BORASPATI

Marfenas Marolop Sihombing
Chapter #8

Boraspati dan Persimpangan Dilema

Di kota besar, kehidupan Boraspati tidaklah mudah. Setiap hari, ia berusaha berhemat untuk memenuhi kebutuhan kuliahnya yang banyak. Ia tinggal di sebuah kos sederhana, bersama beberapa teman sekos yang juga sama-sama berjuang untuk menyelesaikan pendidikan. Kehidupan kos penuh dengan tantangan baru dan tuntutan akademik yang tidak pernah berhenti. Meski begitu, Boraspati selalu mengingat pesan orang tuanya untuk tetap tegar dan kuat.

Suatu hari, peristiwa yang tidak terduga terjadi di kosan.
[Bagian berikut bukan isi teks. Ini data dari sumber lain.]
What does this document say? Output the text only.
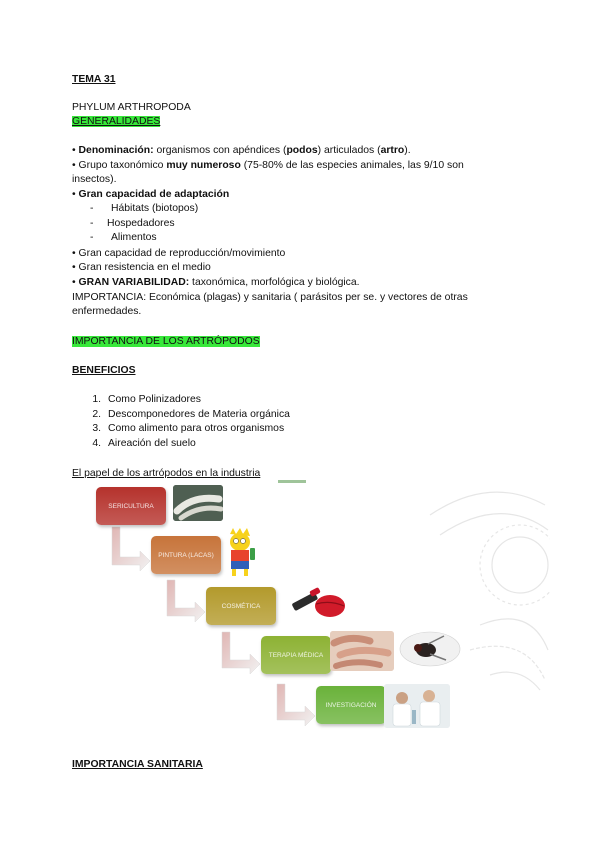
TEMA 31
PHYLUM ARTHROPODA
GENERALIDADES
• Denominación: organismos con apéndices (podos) articulados (artro).
• Grupo taxonómico muy numeroso (75-80% de las especies animales, las 9/10 son
insectos).
• Gran capacidad de adaptación
- Hábitats (biotopos)
- Hospedadores
- Alimentos
• Gran capacidad de reproducción/movimiento
• Gran resistencia en el medio
• GRAN VARIABILIDAD: taxonómica, morfológica y biológica.
IMPORTANCIA: Económica (plagas) y sanitaria ( parásitos per se. y vectores de otras
enfermedades.
IMPORTANCIA DE LOS ARTRÓPODOS
BENEFICIOS
1. Como Polinizadores
2. Descomponedores de Materia orgánica
3. Como alimento para otros organismos
4. Aireación del suelo
El papel de los artrópodos en la industria
SERICULTURA
PINTURA (LACAS)
COSMÉTICA
TERAPIA MÉDICA
INVESTIGACIÓN
IMPORTANCIA SANITARIA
Salah satu teman sekos Boraspati kehilangan dompet yang berisi sejumlah uang. Situasi menjadi tegang, dan kecurigaan mengarah ke Boraspati, yang kebetulan sepanjang hari ada di kos.

"Boraspati, kan tadi kamu yang terakhir keluar dari kamar. Apakah kamu melihat dompetku?" tanya temannya, Rudi, dengan nada mencurigakan.

Boraspati terkejut. "Tidak, aku tidak melihatnya. Aku hanya keluar untuk membeli makan."

Namun, beberapa teman sekos lainnya mulai berbisik-bisik, dan kecurigaan mereka terhadap Boraspati semakin kuat. Tanpa bukti yang pasti, Boraspati akhirnya menjadi tertuduh sebagai pencuri.

"Kalau memang bukan kamu, kenapa tidak ada yang melihat orang lain masuk ke kamar?" desak salah satu penghuni kos.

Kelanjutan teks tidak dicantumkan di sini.